Marisa nickte. »Du bist der geborene Pechvogel, Hendrik.« Sie schlang die Arme um seinen Nacken und presste ihr Gesicht an seine Wange. »Pech für mich, dass ich mich ausgerechnet in dich verknallt habe. Gibt doch so viele andere nette Männer mit Pinkepinke. Aber nein, die blöde Marisa hängt sich an einen Architekten mit Zukunft. Bloß dass dessen Zukunft vielleicht erst mit sechzig beginnt.«

»Irgendwann werden die Zinsen sinken, dann wird auch wieder gebaut. Auch an einem Einfamilienhaus kann man verdienen.«

»Ich will dir ja keine Vorwürfe machen, bloß – dass wir immer hier in deinem Haus herumhocken ... Ist ja ein schönes Haus, gebe ich zu, aber ich bin lieber unter Menschen.«

»Gut. Meinetwegen. Seien wir heute einmal leichtsinnig, gehen wir in eine Bar.«

»Hendrik!« Prompt begann Marisa Tempelhoff wieder zu strahlen. »Du bist wirklich ein Schatz. Was für ein Glück, dass ich passend angezogen bin! Du hast mir noch gar nichts Nettes über mein neues Kleid gesagt. Habe ich günstig bekommen können.«

»Wie teuer?«

»Fünfhundert. Wie geschenkt. So etwas kann nämlich nicht jede tragen, deshalb.«

Marisa trat einen Schritt zurück und drehte sich einmal um sich selbst.
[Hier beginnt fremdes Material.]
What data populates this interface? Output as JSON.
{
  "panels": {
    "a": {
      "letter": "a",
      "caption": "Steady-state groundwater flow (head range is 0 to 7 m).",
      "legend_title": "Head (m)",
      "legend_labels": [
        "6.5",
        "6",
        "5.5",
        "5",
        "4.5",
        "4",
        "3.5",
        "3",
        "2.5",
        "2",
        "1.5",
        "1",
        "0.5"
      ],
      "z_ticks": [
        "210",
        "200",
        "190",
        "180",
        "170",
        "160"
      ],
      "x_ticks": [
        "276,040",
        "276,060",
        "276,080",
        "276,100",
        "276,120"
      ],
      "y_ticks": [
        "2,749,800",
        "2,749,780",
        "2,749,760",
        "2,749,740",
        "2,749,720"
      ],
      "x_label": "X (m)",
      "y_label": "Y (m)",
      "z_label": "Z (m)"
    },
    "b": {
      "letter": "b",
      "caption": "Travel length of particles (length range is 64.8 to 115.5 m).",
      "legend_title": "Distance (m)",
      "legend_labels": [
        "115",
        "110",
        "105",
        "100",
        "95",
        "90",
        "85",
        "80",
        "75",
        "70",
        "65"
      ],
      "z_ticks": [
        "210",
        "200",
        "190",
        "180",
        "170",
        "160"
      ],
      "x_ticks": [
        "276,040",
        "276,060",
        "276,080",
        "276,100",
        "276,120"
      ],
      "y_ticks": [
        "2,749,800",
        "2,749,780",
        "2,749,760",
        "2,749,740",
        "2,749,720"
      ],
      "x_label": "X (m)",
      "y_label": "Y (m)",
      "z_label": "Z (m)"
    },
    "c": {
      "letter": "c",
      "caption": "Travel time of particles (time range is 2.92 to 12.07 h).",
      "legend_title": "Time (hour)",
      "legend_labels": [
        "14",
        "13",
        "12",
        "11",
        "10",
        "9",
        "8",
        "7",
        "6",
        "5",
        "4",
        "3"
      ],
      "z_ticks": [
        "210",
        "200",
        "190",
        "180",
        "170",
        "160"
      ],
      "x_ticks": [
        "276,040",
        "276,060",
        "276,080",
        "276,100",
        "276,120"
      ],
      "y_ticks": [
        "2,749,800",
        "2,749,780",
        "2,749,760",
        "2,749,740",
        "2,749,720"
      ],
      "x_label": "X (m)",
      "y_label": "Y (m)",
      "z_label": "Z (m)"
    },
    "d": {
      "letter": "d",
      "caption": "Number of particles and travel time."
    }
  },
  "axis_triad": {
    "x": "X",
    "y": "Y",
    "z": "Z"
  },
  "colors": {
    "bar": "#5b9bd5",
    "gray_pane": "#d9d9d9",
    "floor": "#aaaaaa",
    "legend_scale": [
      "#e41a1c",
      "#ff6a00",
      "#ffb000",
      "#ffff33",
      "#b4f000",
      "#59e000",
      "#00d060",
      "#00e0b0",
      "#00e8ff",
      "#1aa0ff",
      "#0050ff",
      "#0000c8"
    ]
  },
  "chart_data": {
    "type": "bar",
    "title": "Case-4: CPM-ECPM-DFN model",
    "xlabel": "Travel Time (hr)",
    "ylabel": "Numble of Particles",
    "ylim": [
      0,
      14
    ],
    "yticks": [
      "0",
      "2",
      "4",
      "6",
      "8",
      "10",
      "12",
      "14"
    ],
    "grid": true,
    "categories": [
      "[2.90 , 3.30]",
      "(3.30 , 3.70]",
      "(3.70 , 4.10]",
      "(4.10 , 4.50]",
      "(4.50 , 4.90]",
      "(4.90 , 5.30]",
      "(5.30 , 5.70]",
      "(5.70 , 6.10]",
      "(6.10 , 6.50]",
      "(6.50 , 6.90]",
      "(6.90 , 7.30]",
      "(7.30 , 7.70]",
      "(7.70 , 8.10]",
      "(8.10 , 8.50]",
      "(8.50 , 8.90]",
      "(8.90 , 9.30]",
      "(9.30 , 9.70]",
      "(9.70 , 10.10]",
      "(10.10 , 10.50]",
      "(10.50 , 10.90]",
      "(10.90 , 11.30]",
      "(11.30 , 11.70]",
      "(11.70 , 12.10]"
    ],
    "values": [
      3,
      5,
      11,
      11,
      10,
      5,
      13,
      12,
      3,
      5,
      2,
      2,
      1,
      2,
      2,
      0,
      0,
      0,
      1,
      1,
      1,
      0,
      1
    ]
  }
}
»Was willst du mit den ganzen Kleidern, die du dir kaufst?«, fragte Hendrik. »Du hast doch schon alle Schränke voll hängen.«

»Sei nicht so kleinlich. Ich kann einfach nicht widerstehen, wenn mir solch ein Traum von einem Kleid für ein Spottgeld angeboten wird.«

»Fünfhundert Mark sind kein Spottgeld. Davon muss ich einen ganzen Monat leben.«

»Mir ein Rätsel, wie du das schaffst. Spätestens am Zwanzigsten bin ich immer pleite. Da lebe ich buchstäblich von trocken Brot und Wasser.«

»Mit Geld umgehen kannst du wirklich nicht.«

»Aber dafür habe ich andere Vorzüge, hättest du noch sagen müssen«, lachte Marisa ihn ungekränkt an. »Du bist manchmal ein richtiger Bär, weißt du das? Wundert mich, dass ich mich in dich verliebt habe. Du hast dir nie Mühe gegeben, richtig nett zu mir zu sein. Aber vielleicht war es gerade das.«

»Ich ziehe mich jetzt um, dann können wir losfahren.«

»Wir nehmen ein Taxi. Mit deinem Auto können wir nirgendwo hin, was sollen die Leute dann denken, wenn wir in solch einer alten Klapperkiste auftauchen? Du solltest das Geld nehmen und dir dafür einen vernünftigen Gebrauchtwagen kaufen. Deine Auftraggeber beurteilen dich nach deinem Auto und deinem Auftreten, und wenn du so ankommst, dann denken sie, mit dem kann nicht viel los sein.«

Hendrik wusste, dass mehr als nur ein Körnchen Wahrheit in Marisas Feststellung lag. Ihm selbst war es ziemlich gleichgültig, was für ein Auto er besaß, solange es nur fuhr. Und die sechstausend Mark, die ihm blieben, brauchte er unbedingt, bis er einen neuen Auftrag bekam.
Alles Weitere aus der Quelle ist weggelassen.